As I pointed out earlier this week on Twitter, this Goldman Sachs online savings account now pays a higher interest rate than the 10 year government bond yields in Japan, Germany, France, Belgium, Switzerland, The Netherlands and Sweden:
(Side note: There are a number of these online savings accounts, so it’s not just Goldman that offers this kind of deal. Online savings accounts are typically able to pay a much higher rate than the brick and mortar banks because they don’t have physical branches or as much overhead to pay for.)
The 10 Year Treasury yields just shy of 2% at the moment, so needless to say, investing in high quality fixed income land isn’t such a lucrative opportunity set right now.
Extremely low interest rates are something of a double whammy of bad news for bond investors.
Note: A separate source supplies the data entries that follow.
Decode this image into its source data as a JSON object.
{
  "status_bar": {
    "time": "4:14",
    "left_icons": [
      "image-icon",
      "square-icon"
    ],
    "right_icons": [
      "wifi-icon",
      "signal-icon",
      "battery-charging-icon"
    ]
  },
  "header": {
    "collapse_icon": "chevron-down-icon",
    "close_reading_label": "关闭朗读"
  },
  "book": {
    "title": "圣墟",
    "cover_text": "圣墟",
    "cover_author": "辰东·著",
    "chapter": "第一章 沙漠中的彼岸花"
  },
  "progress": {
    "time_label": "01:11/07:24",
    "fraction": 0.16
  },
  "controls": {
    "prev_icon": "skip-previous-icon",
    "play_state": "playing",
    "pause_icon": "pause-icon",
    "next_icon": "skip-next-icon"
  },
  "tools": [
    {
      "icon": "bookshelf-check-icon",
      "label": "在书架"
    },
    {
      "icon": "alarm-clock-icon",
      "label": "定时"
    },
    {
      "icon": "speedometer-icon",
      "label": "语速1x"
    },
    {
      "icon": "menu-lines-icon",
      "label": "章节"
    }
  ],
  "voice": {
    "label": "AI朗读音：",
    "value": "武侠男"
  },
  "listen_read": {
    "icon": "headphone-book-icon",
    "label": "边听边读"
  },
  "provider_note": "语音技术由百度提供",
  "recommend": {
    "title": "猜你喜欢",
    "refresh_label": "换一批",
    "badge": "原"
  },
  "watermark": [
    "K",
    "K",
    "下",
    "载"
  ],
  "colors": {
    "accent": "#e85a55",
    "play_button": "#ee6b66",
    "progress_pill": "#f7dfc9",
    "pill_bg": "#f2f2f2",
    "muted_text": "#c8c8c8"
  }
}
Not only does it mean that returns will be lower than they were in the past, but investors should also prepare for an increase in the volatility of bond prices. BlackRock had a nice piece on their blog last week detailing this issue. Here’s a graph they used to show the decrease in rates has led to an increase in bond duration on a handful of developed country sovereign bond markets:
As rates have continued to plunge since the turn of the century, duration has continued to climb. As a reminder, duration is simply a measure of a bond’s price sensitivity to changes in interest rates. A handy rule of thumb is that duration tells you how much the price would change on a bond in percentage terms for a 1% change in interest rates. For example, a duration of 5 years would imply a 5% increase (decrease) in price from a 1% decrease (increase) in interest rates (remember bond prices and interest rates are inversely related).
Lower yields give investors a much smaller cushion when rates change. The same magnitude of an interest rate move will have a much larger effect on the price of these bonds, all else equal, than it would have at higher yields. So there will be much higher volatility at lower interest rates, thus a lower margin for error.
What’s an investor to do in this low rate world?
- Understand why you’re invested in bonds in the first place. Bonds can still soften the blow from an equity bear market, even at lower rates. If stocks drop 30%, it’s not going to affect total returns all that much if your bonds earn you 2% instead of 6% during an upheaval in the stock market.
- Be aware of the increased potential for fraud. Baby boomers are retiring every day by the thousands. They want stable income during retirement. There will be many hucksters out there promising higher income with much lower risk and this goes beyond the usual chase for yield. With rates on the floor already, it’s not going to take much in terms of a promised yield to get retirees to pay attention. My guess is we could have a number of Bernie Madoff situations — on a much smaller scale — in the coming years promising “safe” income options that turn out to be scams.
- Look to diversify your fixed income allocation. Bonds have basically been a one-decision asset class since the early 1980s. It didn’t really matter where you invested because high quality fixed income in the U.S. has provided phenomenal returns for such a safe asset class. I think it will make sense for many investors to look beyond the typical aggregate bond category and diversify more broadly in to include assets such as TIPS and high quality mortgage-backed securities.
- Reset your expectations. The next cycle in the bond market will not resemble the last one. I’m not smart enough to call the end of the bull market considering basically no one foresaw negative interest rates coming, but at such low yields it’s obvious that returns will be lower going forward and volatility will be higher. Investors should prepare themselves for both.